Sbi_yosh.com.pembaca berita yosh, persoalan hutang bukan persoalan yang main-main loh. Ketika seseorang meninggal dunia, urusan hutang ini bisa berbuntut panjang. Maka, kadang ada yang menganggap bahwa mencatat hutang adalah sesuatu yang harus dilakukan. Benarkah?
Wah,repot dong kalau cuma mau pinjem buat bayar ojek di depan kampus lima ribu perak kudu dicatat juga? Jadi penuh dong note booknya.

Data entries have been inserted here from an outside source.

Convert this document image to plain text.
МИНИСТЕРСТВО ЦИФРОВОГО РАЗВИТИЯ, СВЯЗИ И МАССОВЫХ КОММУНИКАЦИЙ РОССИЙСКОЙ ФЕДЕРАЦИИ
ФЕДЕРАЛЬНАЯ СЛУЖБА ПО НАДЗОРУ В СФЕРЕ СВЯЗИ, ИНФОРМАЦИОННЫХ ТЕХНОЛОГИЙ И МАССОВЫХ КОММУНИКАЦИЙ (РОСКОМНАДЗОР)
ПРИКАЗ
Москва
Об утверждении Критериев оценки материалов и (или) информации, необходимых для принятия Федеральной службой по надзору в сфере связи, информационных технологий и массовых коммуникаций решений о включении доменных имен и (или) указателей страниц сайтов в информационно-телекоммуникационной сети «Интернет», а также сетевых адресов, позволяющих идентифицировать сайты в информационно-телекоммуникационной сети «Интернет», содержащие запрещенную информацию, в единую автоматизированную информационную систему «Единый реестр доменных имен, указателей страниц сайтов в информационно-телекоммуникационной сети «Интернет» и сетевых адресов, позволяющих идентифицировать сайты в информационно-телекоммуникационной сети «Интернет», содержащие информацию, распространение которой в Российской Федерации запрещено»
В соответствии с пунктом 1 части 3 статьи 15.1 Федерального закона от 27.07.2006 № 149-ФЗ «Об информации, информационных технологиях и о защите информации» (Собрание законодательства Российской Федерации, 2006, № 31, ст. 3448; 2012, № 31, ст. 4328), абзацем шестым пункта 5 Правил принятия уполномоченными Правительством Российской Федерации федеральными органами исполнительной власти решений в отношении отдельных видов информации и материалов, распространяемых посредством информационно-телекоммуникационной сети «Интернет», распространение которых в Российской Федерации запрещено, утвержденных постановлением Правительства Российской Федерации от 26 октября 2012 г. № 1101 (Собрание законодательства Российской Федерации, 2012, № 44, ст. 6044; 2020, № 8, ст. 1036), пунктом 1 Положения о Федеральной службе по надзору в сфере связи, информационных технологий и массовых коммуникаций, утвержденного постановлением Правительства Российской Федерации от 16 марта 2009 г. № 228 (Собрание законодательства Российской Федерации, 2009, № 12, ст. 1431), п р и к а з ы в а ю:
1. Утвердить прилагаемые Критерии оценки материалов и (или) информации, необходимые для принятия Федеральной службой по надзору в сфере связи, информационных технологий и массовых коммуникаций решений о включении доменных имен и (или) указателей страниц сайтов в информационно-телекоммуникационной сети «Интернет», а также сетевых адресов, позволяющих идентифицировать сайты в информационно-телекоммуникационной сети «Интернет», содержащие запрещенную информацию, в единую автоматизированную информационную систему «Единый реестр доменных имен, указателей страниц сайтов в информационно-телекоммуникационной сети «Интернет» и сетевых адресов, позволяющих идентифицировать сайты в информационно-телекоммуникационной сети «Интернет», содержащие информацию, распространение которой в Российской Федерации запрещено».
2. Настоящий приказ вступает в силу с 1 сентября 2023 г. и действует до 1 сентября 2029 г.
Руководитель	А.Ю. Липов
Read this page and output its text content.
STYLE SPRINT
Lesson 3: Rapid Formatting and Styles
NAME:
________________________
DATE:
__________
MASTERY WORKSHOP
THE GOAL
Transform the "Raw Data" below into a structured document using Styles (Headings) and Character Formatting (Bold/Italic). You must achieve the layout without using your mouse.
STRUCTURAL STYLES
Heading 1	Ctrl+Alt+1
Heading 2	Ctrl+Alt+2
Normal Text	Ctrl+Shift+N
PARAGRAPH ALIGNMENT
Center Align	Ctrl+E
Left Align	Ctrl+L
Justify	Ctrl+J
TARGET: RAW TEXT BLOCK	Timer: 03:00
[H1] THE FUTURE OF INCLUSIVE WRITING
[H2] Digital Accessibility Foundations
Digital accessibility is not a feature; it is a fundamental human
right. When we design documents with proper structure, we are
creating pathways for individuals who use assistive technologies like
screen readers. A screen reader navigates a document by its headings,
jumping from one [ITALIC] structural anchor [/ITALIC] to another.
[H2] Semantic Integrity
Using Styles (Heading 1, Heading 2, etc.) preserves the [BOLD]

Simak ulasan yosh berikut ini, kawan.
Dari Ibnu ‘Umar, Rasulullah shallallahu ‘alaihi wa sallam bersabda, “Barangsiapa yang mati dalam keadaan masih memiliki hutang satu dinar atau satu dirham, maka hutang tersebut akan dilunasi dengan kebaikannya (di hari kiamat nanti) karena di sana (di akhirat) tidak ada lagi dinar dan dirham.” (HR. Ibnu Majah no. 2414. Syaikh Al Albani mengatakan bahwa hadits ini shahih).
Orang yang mati dalam keadaan masih membawa hutang yang belum dilunasi, maka membayarnya akan diambil dari pahala kebaikannya. Itu yang terjadi di hari kiamat karena di sana tidak ada lagi dinar dan dirham untuk melunasi hutang yang dipunyai seseorang.
Wah, gawat banget dong kalau ternyata pahala kebaikan kita nggak banyak-banyak amat.
Bukan berarti kita jadi nggak boleh berhutang juga loh, kawan. Karena Nabi shallallahu 'alaihi wa sallam pun terkadang berhutang dan orang yang hendak berhutang hukumnya mubah. Tetapi, kita kudu bersikap hati-hati terhadap apa yang namanya hutang!
Soal mencatat hutang Allah SWT berfirman, "Hai orang-orang yang beriman, apabila kamu bermuamalah tidak secara tunai untuk waktu yang ditentukan, hendaklah kamu menuliskannya. dan hendaklah seorang penulis di antara kamu menuliskannya dengan benar. Dan janganlah penulis enggan menuliskannya sebagaimana Allah mengajarkannya, maka hendaklah ia menulis, dan hendaklah orang yang berhutang itu mendiktekan (apa yang akan ditulis itu), dan hendaklah ia bertakwa kepada Allah Tuhannya, dan janganlah ia mengurangi sedikitpun dari hutangnya." (QS. Al-Baqarah: 282).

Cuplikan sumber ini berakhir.